Wiles’ remarks came just hours after National Economic Council Director Kevin Hassett told reporters the White House is considering an executive order that would require AI models to undergo a vetting process before public release—similar to how the FDA approves drugs. “They’re released in the wild after they’ve been proven safe,” Hassett said.

Multiple news outlets have reported the administration is exploring executive actions to address security risks from advanced AI, including a potential pre-release review regime. That has alarmed some in the tech sector, who argue such rules could slow innovation.

The debate sharpened last month after Anthropic released a limited version of its most powerful AI model, Mythos. The company said the system can identify decades-old security vulnerabilities in web browsers, software, and critical infrastructure—a capability that helps defenders patch holes but also gives hackers a faster way to find weak spots.

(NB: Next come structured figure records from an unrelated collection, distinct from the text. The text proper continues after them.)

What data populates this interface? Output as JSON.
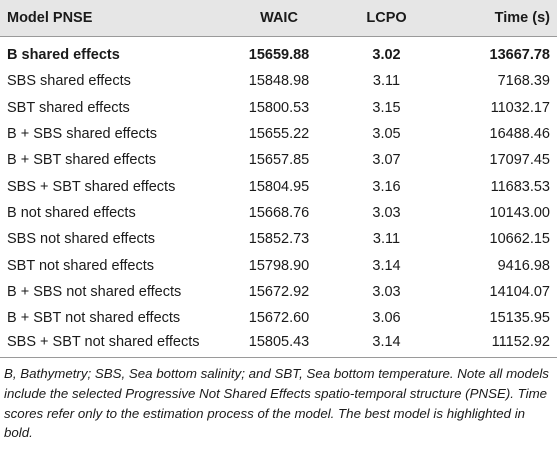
{
  "table": {
    "headers": [
      "Model PNSE",
      "WAIC",
      "LCPO",
      "Time (s)"
    ],
    "rows": [
      {
        "model": "B shared effects",
        "waic": "15659.88",
        "lcpo": "3.02",
        "time": "13667.78",
        "bold": true
      },
      {
        "model": "SBS shared effects",
        "waic": "15848.98",
        "lcpo": "3.11",
        "time": "7168.39",
        "bold": false
      },
      {
        "model": "SBT shared effects",
        "waic": "15800.53",
        "lcpo": "3.15",
        "time": "11032.17",
        "bold": false
      },
      {
        "model": "B + SBS shared effects",
        "waic": "15655.22",
        "lcpo": "3.05",
        "time": "16488.46",
        "bold": false
      },
      {
        "model": "B + SBT shared effects",
        "waic": "15657.85",
        "lcpo": "3.07",
        "time": "17097.45",
        "bold": false
      },
      {
        "model": "SBS + SBT shared effects",
        "waic": "15804.95",
        "lcpo": "3.16",
        "time": "11683.53",
        "bold": false
      },
      {
        "model": "B not shared effects",
        "waic": "15668.76",
        "lcpo": "3.03",
        "time": "10143.00",
        "bold": false
      },
      {
        "model": "SBS not shared effects",
        "waic": "15852.73",
        "lcpo": "3.11",
        "time": "10662.15",
        "bold": false
      },
      {
        "model": "SBT not shared effects",
        "waic": "15798.90",
        "lcpo": "3.14",
        "time": "9416.98",
        "bold": false
      },
      {
        "model": "B + SBS not shared effects",
        "waic": "15672.92",
        "lcpo": "3.03",
        "time": "14104.07",
        "bold": false
      },
      {
        "model": "B + SBT not shared effects",
        "waic": "15672.60",
        "lcpo": "3.06",
        "time": "15135.95",
        "bold": false
      },
      {
        "model": "SBS + SBT not shared effects",
        "waic": "15805.43",
        "lcpo": "3.14",
        "time": "11152.92",
        "bold": false
      }
    ]
  },
  "footnote": "B, Bathymetry; SBS, Sea bottom salinity; and SBT, Sea bottom temperature. Note all models include the selected Progressive Not Shared Effects spatio-temporal structure (PNSE). Time scores refer only to the estimation process of the model. The best model is highlighted in bold.",
  "colors": {
    "header_background": "#e6e6e6",
    "rule": "#9a9a9a",
    "text": "#1a1a1a"
  }
}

Wiles’ insistence that the White House won’t pick winners comes as the administration balances competing pressures: national security hawks demanding tighter controls, industry leaders warning against overregulation, and a broader push to maintain U.S. dominance in AI. The stance echoes the administration’s approach in other sectors, like energy and defense, where officials have favored market-driven solutions over government mandates.

For now, the White House is signaling it wants to keep the door open for American innovators while quietly exploring guardrails. Whether that balancing act holds—or gives way to a more formal regulatory framework—remains an open question as Congress and the executive branch grapple with the technology’s rapid evolution.